Some superheroes just need to die, and DC has chosen to kill off far better characters than Aquaman. The Flash for instance bought the farm in Crisis on Infinite Earth while destroying the Anti-Matter machine created by the Anti-Monitor. But for some reason, the writers at DC love Aquaman.
Actually, what would be better than killing off Aquaman would be to have him go rogue, start jacking cruise liners with armies of Sea Monkeys or destroying the economy of coastal Maine by marching all of the lobsters down to Mexico for spring break. The women he’d score when he marched his horde of lobster onto the shores of Rosarito Beach would boggle the mind.

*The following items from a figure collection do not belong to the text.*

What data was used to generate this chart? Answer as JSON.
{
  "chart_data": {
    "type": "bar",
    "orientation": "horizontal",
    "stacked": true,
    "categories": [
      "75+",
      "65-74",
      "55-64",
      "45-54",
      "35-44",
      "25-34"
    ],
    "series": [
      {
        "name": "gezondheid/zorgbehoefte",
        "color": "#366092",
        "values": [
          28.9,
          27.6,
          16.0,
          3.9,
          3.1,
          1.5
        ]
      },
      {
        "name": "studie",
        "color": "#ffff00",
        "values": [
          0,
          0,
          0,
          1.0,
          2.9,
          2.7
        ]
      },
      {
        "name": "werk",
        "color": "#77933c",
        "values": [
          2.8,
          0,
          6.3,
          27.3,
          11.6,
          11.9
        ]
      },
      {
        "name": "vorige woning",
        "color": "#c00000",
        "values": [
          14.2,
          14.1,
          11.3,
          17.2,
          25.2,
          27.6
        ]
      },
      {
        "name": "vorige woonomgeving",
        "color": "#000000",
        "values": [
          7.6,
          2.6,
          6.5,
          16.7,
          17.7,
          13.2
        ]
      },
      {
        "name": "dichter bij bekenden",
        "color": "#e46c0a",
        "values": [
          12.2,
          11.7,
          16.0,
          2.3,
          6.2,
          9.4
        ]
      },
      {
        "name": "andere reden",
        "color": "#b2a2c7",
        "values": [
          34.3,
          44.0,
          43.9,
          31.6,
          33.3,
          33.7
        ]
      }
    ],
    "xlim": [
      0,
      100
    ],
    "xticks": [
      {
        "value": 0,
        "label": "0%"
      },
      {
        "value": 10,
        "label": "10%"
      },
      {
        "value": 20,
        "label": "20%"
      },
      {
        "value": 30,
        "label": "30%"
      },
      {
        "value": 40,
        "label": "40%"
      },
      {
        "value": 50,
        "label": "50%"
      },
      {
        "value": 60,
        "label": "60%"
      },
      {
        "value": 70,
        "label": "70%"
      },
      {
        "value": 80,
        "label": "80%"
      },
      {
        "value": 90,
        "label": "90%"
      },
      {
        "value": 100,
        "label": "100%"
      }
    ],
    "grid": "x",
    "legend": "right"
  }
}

I think Rogue Aquaman would have starfish attached to his belt, that he could toss like shuriken. Only in a pinch of course, otherwise they’d be decorative starfish.
The Justice League comic and cartoon invariably found reasons to include this useless hero in all of the team’s escapades. Superman and Batman would be slugging it out with Solomon Grundy and Bizarro, while Aquaman would be scooping hapless and intoxicated sea-kayakers out of the murky waters of the YMCA swimming pool.
It’s time for Aquaman to go. And if anyone makes a real movie with Aquaman as the lead hero, I’m calling for a revolution. They rarely get superhero movies right in the first place, and to make a movie about the worst hero of them all would be catastrophic. I know what they’d do too. It would have some sort of Broke Back Mountain twist to it. I guarantee it. The only way they’d get people to go the film would be to throw gayness into it and feed off the sliver of people that will do whatever they can to partake of that which is gay.